4 Vital Signs of Adrenal Fatigue - dummies

4 Vital Signs of Adrenal Fatigue

By Richard Snyder, Wendy Jo Peterson

When you go to the doctor, typically the first thing the medical technician does is obtain your vital signs, including your temperature, blood pressure, and pulse. Vital signs are a simple way to assess basic body functions. In most cases of adrenal fatigue, these signs are on the low side, but some may be high.

There are many general symptoms are associated with adrenal fatigue, but here are four very specific vital signs of the condition:

  • Dizziness when standing: One symptom is Ragland’s sign. Normally, when you stand up, your blood pressure rises to accommodate the change in position. If your blood pressure doesn’t increase when you stand or your blood pressure decreases, that’s a strong sign that you have adrenal fatigue.

  • Back pain: Another common sign is Rogoff’s sign, named after the physician who discovered it.

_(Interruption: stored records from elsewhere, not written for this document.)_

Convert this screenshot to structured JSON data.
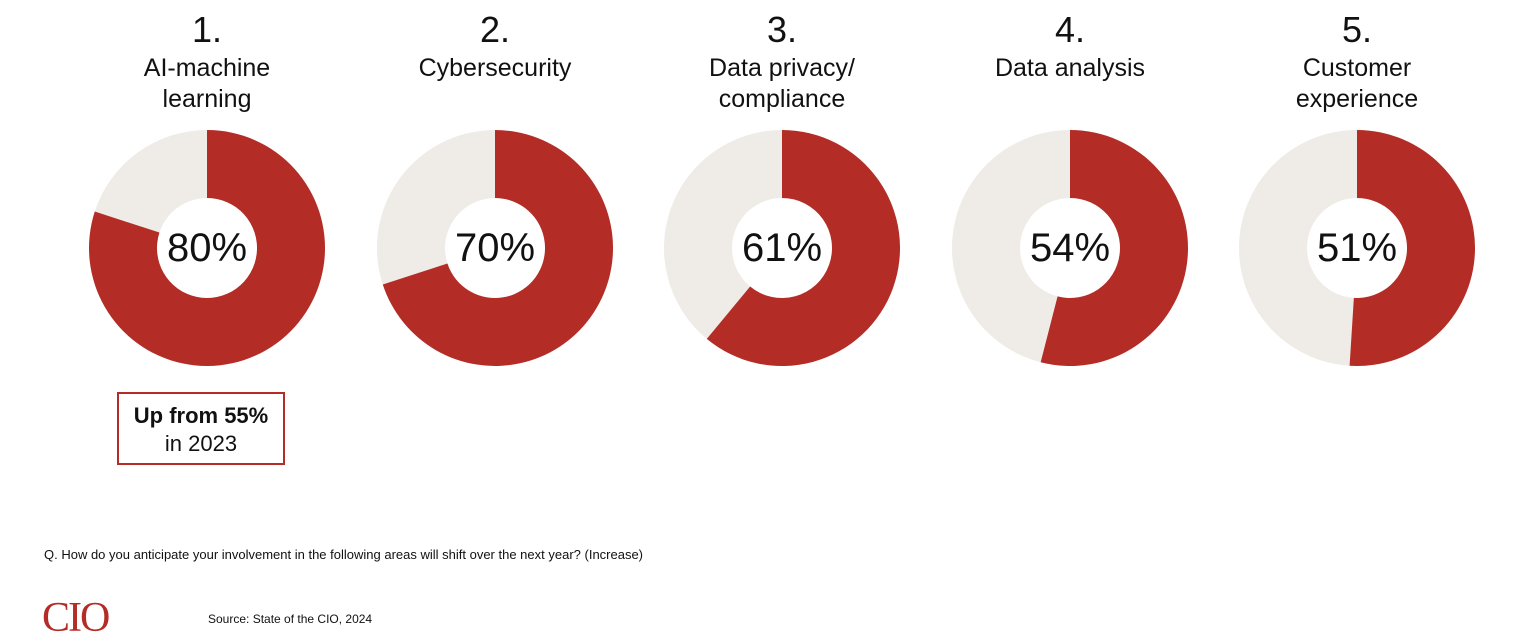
{
  "colors": {
    "accent": "#b32d26",
    "track": "#efebe6"
  },
  "chart_data": {
    "type": "pie",
    "style": "donut",
    "items": [
      {
        "rank": "1.",
        "label": "AI-machine\nlearning",
        "value": 80,
        "display": "80%"
      },
      {
        "rank": "2.",
        "label": "Cybersecurity",
        "value": 70,
        "display": "70%"
      },
      {
        "rank": "3.",
        "label": "Data privacy/\ncompliance",
        "value": 61,
        "display": "61%"
      },
      {
        "rank": "4.",
        "label": "Data analysis",
        "value": 54,
        "display": "54%"
      },
      {
        "rank": "5.",
        "label": "Customer\nexperience",
        "value": 51,
        "display": "51%"
      }
    ],
    "annotation": {
      "strong": "Up from 55%",
      "rest": "in 2023"
    }
  },
  "question": "Q. How do you anticipate your involvement in the following areas will shift over the next year? (Increase)",
  "logo": "CIO",
  "source": "Source: State of the CIO, 2024"
}
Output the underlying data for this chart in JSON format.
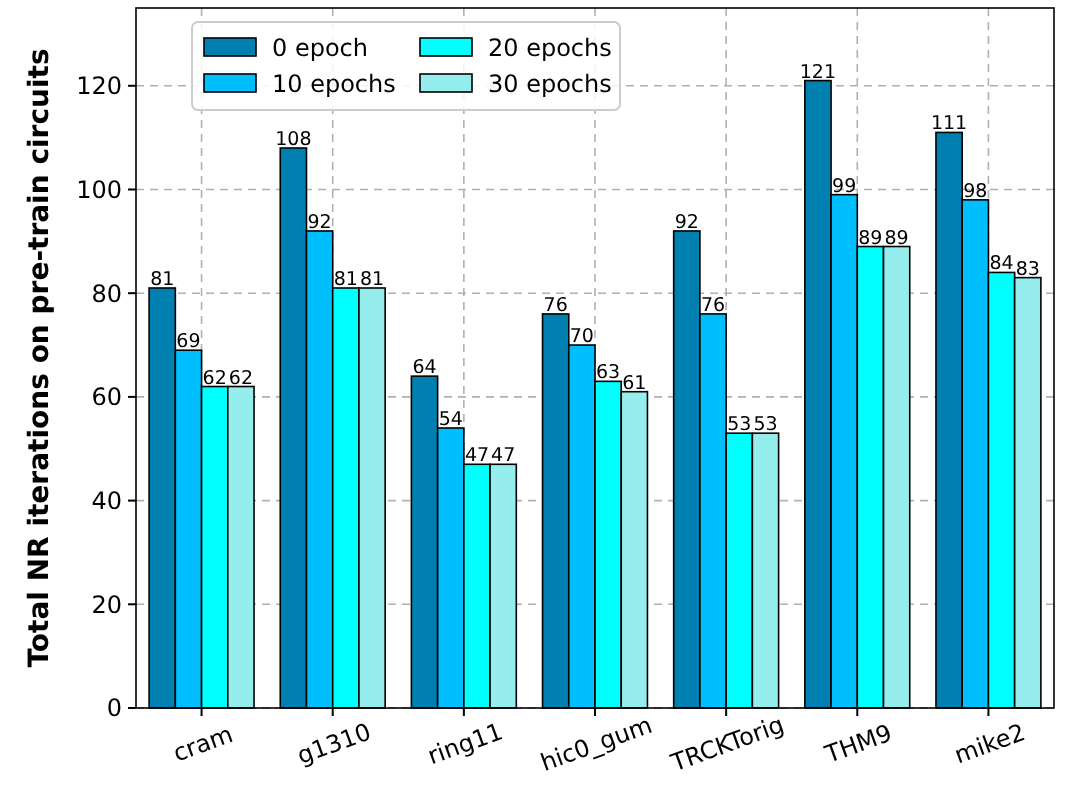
{
  "chart_data": {
    "type": "bar",
    "ylabel": "Total NR iterations on pre-train circuits",
    "categories": [
      "cram",
      "g1310",
      "ring11",
      "hic0_gum",
      "TRCKTorig",
      "THM9",
      "mike2"
    ],
    "series": [
      {
        "name": "0 epoch",
        "color": "#0080b0",
        "values": [
          81,
          108,
          64,
          76,
          92,
          121,
          111
        ]
      },
      {
        "name": "10 epochs",
        "color": "#00bfff",
        "values": [
          69,
          92,
          54,
          70,
          76,
          99,
          98
        ]
      },
      {
        "name": "20 epochs",
        "color": "#00ffff",
        "values": [
          62,
          81,
          47,
          63,
          53,
          89,
          84
        ]
      },
      {
        "name": "30 epochs",
        "color": "#96eded",
        "values": [
          62,
          81,
          47,
          61,
          53,
          89,
          83
        ]
      }
    ],
    "ylim": [
      0,
      135
    ],
    "yticks": [
      0,
      20,
      40,
      60,
      80,
      100,
      120
    ],
    "grid": true,
    "legend": "top left",
    "data_labels": true
  }
}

This sign amounts to pain in the mid-back, where the ribs are. The pain may come and go. The pain can be very similar to the pain of a kidney infection or a pulled muscle or a strained ligament, and it can even be confused with pain due to gallbladder inflammation.

    Unlike the pain of a pulled muscle, which is self-limited or may go away after a trial of rest and anti-inflammatory medication, the back pain associated with adrenal fatigue pain seems to persist. If you’re experiencing this pain and it’s not going away (or it keeps coming back), you likely need evaluation for adrenal fatigue.

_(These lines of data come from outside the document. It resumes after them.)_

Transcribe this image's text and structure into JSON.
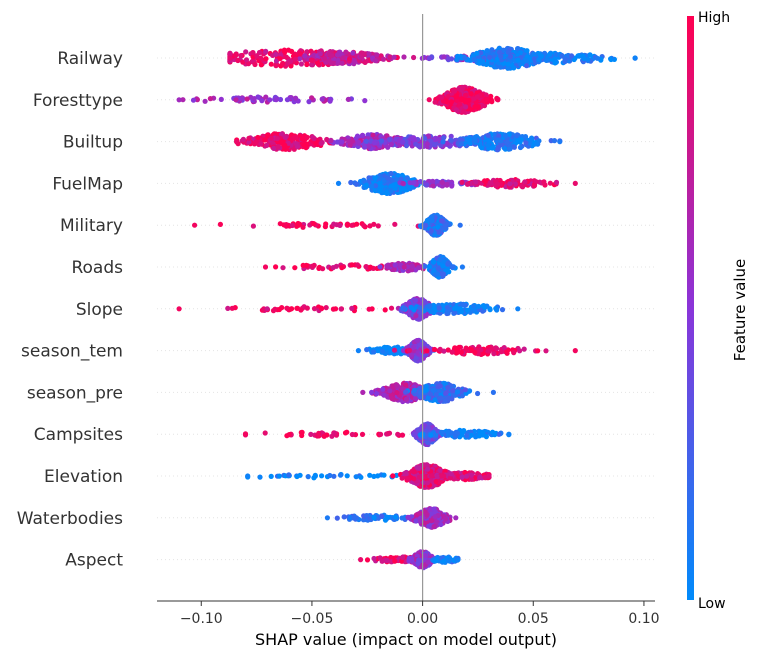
{
  "chart_data": {
    "type": "scatter",
    "subtype": "shap-beeswarm",
    "title": "",
    "xlabel": "SHAP value (impact on model output)",
    "ylabel": "",
    "xlim": [
      -0.12,
      0.105
    ],
    "x_ticks": [
      -0.1,
      -0.05,
      0.0,
      0.05,
      0.1
    ],
    "x_tick_labels": [
      "−0.10",
      "−0.05",
      "0.00",
      "0.05",
      "0.10"
    ],
    "grid": false,
    "colorbar": {
      "title": "Feature value",
      "high_label": "High",
      "low_label": "Low",
      "low_color": "#008bfb",
      "high_color": "#ff0051",
      "mid_color": "#8a35d9"
    },
    "features": [
      {
        "name": "Railway",
        "min": -0.087,
        "max": 0.096,
        "clusters": [
          [
            -0.06,
            0.025,
            7,
            0.9
          ],
          [
            -0.035,
            0.012,
            5,
            0.75
          ],
          [
            0.022,
            0.012,
            2,
            0.5
          ],
          [
            0.038,
            0.011,
            9,
            0.08
          ],
          [
            0.06,
            0.016,
            4,
            0.05
          ]
        ]
      },
      {
        "name": "Foresttype",
        "min": -0.11,
        "max": 0.034,
        "clusters": [
          [
            -0.07,
            0.022,
            2,
            0.6
          ],
          [
            0.019,
            0.007,
            11,
            0.95
          ]
        ]
      },
      {
        "name": "Builtup",
        "min": -0.084,
        "max": 0.062,
        "clusters": [
          [
            -0.062,
            0.012,
            7,
            0.92
          ],
          [
            -0.022,
            0.01,
            6,
            0.6
          ],
          [
            0.005,
            0.015,
            5,
            0.45
          ],
          [
            0.035,
            0.012,
            7,
            0.1
          ]
        ]
      },
      {
        "name": "FuelMap",
        "min": -0.038,
        "max": 0.069,
        "clusters": [
          [
            -0.015,
            0.008,
            9,
            0.05
          ],
          [
            0.01,
            0.01,
            2,
            0.5
          ],
          [
            0.04,
            0.012,
            3,
            0.9
          ]
        ]
      },
      {
        "name": "Military",
        "min": -0.103,
        "max": 0.017,
        "clusters": [
          [
            -0.05,
            0.028,
            1.5,
            0.95
          ],
          [
            0.006,
            0.003,
            9,
            0.15
          ]
        ]
      },
      {
        "name": "Roads",
        "min": -0.071,
        "max": 0.018,
        "clusters": [
          [
            -0.035,
            0.02,
            1.5,
            0.95
          ],
          [
            -0.008,
            0.006,
            3,
            0.6
          ],
          [
            0.008,
            0.003,
            9,
            0.1
          ]
        ]
      },
      {
        "name": "Slope",
        "min": -0.11,
        "max": 0.043,
        "clusters": [
          [
            -0.05,
            0.028,
            1.5,
            0.95
          ],
          [
            -0.002,
            0.004,
            9,
            0.5
          ],
          [
            0.015,
            0.012,
            4,
            0.05
          ]
        ]
      },
      {
        "name": "season_tem",
        "min": -0.029,
        "max": 0.069,
        "clusters": [
          [
            -0.012,
            0.008,
            3,
            0.05
          ],
          [
            -0.002,
            0.003,
            9,
            0.5
          ],
          [
            0.025,
            0.016,
            3,
            0.95
          ]
        ]
      },
      {
        "name": "season_pre",
        "min": -0.027,
        "max": 0.032,
        "clusters": [
          [
            -0.008,
            0.007,
            8,
            0.65
          ],
          [
            0.008,
            0.007,
            8,
            0.15
          ]
        ]
      },
      {
        "name": "Campsites",
        "min": -0.08,
        "max": 0.039,
        "clusters": [
          [
            -0.04,
            0.022,
            1.5,
            0.95
          ],
          [
            0.002,
            0.003,
            9,
            0.4
          ],
          [
            0.018,
            0.011,
            3,
            0.05
          ]
        ]
      },
      {
        "name": "Elevation",
        "min": -0.079,
        "max": 0.03,
        "clusters": [
          [
            -0.045,
            0.022,
            1.2,
            0.05
          ],
          [
            0.002,
            0.006,
            10,
            0.85
          ],
          [
            0.02,
            0.007,
            3,
            0.85
          ]
        ]
      },
      {
        "name": "Waterbodies",
        "min": -0.043,
        "max": 0.015,
        "clusters": [
          [
            -0.02,
            0.01,
            2,
            0.1
          ],
          [
            0.004,
            0.005,
            8,
            0.6
          ]
        ]
      },
      {
        "name": "Aspect",
        "min": -0.028,
        "max": 0.016,
        "clusters": [
          [
            -0.01,
            0.008,
            2,
            0.9
          ],
          [
            0.0,
            0.003,
            7,
            0.55
          ],
          [
            0.01,
            0.004,
            2,
            0.05
          ]
        ]
      }
    ]
  }
}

  • Unreactive pupils: The third sign comes from a pupillary test. Basically, a healthcare provider briefly swings a small flashlight in front of a person’s eye. If the pupil fails to constrict and narrow, that can be a sign of adrenal fatigue.

  • Lower-than-normal body temperature can be a sign of adrenal fatigue, especially in the latter stages of adrenal fatigue. Know what your normal body temperature is. For most people, their normal temperature is about 98 degrees Fahrenheit (36.7 degrees Celsius). For some people, the normal baseline body temperature is lower. Some may notice a minor decrease in their normal body temperature over time.

Don’t panic. “Normal” body temperature varies a bit, depending on where you take your temperature and even the time of day. Although the most accurate way to obtain an accurate temperature is with a rectal thermometer, a thermometer under the tongue is usually more practical. Think about buying a good thermometer; it’s not expensive.

If you notice that your body temperature is lower than normal, take your temperature on a regular basis, at least three times a week, and record the results. If you’ve begun a treatment program for adrenal fatigue, early on you want to measure your body temperature at least twice a week.

Besides adrenal fatigue, other causes of lower-than-normal body temperature include hypothyroidism (which can slow down your body’s metabolism), kidney disease, and acute infection. If you find that your body temperature has dropped to an unusually low level, see your doctor immediately.